BÖLÜM 11 - KENAN

3.5K 427 30
                                    

KENAN

Çok güzel. O kadar güzel ki ve bunun farkında bile değil.

Bu yükseliş ne zaman başlamıştı?

Korkuyla adeta bir yaprak gibi titreyen bedenini kollarımın arasına aldığım zaman mı? Yoksa hıçkırıkları kulaklarıma, kokusu ciğerlerime dolarken mi? Kimseye değil, bana güvenmeyi seçtiğini söylediği gün başlamıştı belki de. Her şeye rağmen gülümsemeyi tercih edip bana kurabiyelerinden ikram ettiğinde de olabilirdi. Gözlerime anlam veremediğim bir sıcaklıkla baktığını yakaladığım anda ya da öfkesine sarılıp bana saldırdığında da duygularımı kontrol edemez hale gelmiş olmam da mümkündü.

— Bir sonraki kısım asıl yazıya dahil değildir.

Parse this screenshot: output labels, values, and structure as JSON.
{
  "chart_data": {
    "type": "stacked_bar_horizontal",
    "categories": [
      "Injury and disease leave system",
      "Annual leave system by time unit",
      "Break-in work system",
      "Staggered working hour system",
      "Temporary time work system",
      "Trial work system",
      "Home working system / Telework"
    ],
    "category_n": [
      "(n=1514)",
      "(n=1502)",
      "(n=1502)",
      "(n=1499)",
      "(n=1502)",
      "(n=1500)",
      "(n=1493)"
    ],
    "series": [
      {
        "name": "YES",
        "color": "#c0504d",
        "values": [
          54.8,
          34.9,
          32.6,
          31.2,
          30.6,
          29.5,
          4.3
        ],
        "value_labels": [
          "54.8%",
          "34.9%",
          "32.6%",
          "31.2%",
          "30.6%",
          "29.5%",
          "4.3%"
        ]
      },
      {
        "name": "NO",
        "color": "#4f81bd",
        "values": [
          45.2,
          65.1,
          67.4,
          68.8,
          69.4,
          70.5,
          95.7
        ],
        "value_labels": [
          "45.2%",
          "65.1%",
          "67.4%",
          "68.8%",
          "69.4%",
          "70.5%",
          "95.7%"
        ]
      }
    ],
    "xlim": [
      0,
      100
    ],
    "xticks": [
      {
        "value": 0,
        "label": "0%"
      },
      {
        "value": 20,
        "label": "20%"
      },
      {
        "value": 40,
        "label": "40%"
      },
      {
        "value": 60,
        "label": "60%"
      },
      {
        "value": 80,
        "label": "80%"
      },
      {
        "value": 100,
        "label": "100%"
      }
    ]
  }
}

Bildiğimden emin olduğum tek şey, Ayla'nın güzelliğinin içinden geldiğiydi ve ben başından beri bunu görmezden gelmeye çalışıyordum.

Şimdi, burada, gözlerinin içine bakarken kendimi kaybetmemin an meselesi olduğunu fark edince hızla yumdum gözlerimi. Yapamazdım. Yapmamalıydım. Bunun yanlış olduğunu gösterecek birçok neden öne sürebilirdim. Ama dayanamadım. Kokusunu buram buram solurken direnemedim.

Ona yeniden baktığım anda savaşı kaybedeceğimi biliyordum ve kaybettim. Hem de seve seve.

Uzanıp yüzünü avuçlarımın arasına alırken titreyen göz kapakları hızla kapandı. İçine çektiği soluğu yakalayarak kapandım dudaklarına. Hayal edemeyeceğim bir sıcaklık ve yumuşaklıkla karşılaştım.

Dudaklarımın arasında kalan dudağını öptüm önce. Tadına baktım. Tadına vardım. Sonra üst dudağını yakaladım. Ağır ağır gezdirdim dilimi üzerinde. Ellerimin altında öyle ufak, öyle yumuşak ve savunmasızdı ki... Bekledim, o da bana gelsin diye.

Bir an sonra elleri bileklerimdeydi. Soğuktu. Sanırım titriyorlardı. Sıkıca kavrıyor, düşmemek için tutunuyordu.

Dudakları almakta zorlandığı yeni bir nefesle aralanırken karşılık verdi bana. Hem de hevesle. Aynı benim gibi dudağımı kavradı ve hafif bir inlemeyle tadıma baktı.

Yüzünü bırakıp bir elimle ensesini tutup diğeriyle beline sarıldım. Ensesindeki dağınık topuzdan kurtulan saçlarının arasında parmaklarımı gezdirdim. İyice çektim kendime. Artık aramızdan hava bile geçemezdi. Onun da elleri boynuma dolanırken, parmaklarını kısa saçlarımın üzerinde gezdirdi. Tenim dokunuşlarıyla karıncalandı. Ürperip daha yoğun bir arzuyla dudaklarını hapsettim.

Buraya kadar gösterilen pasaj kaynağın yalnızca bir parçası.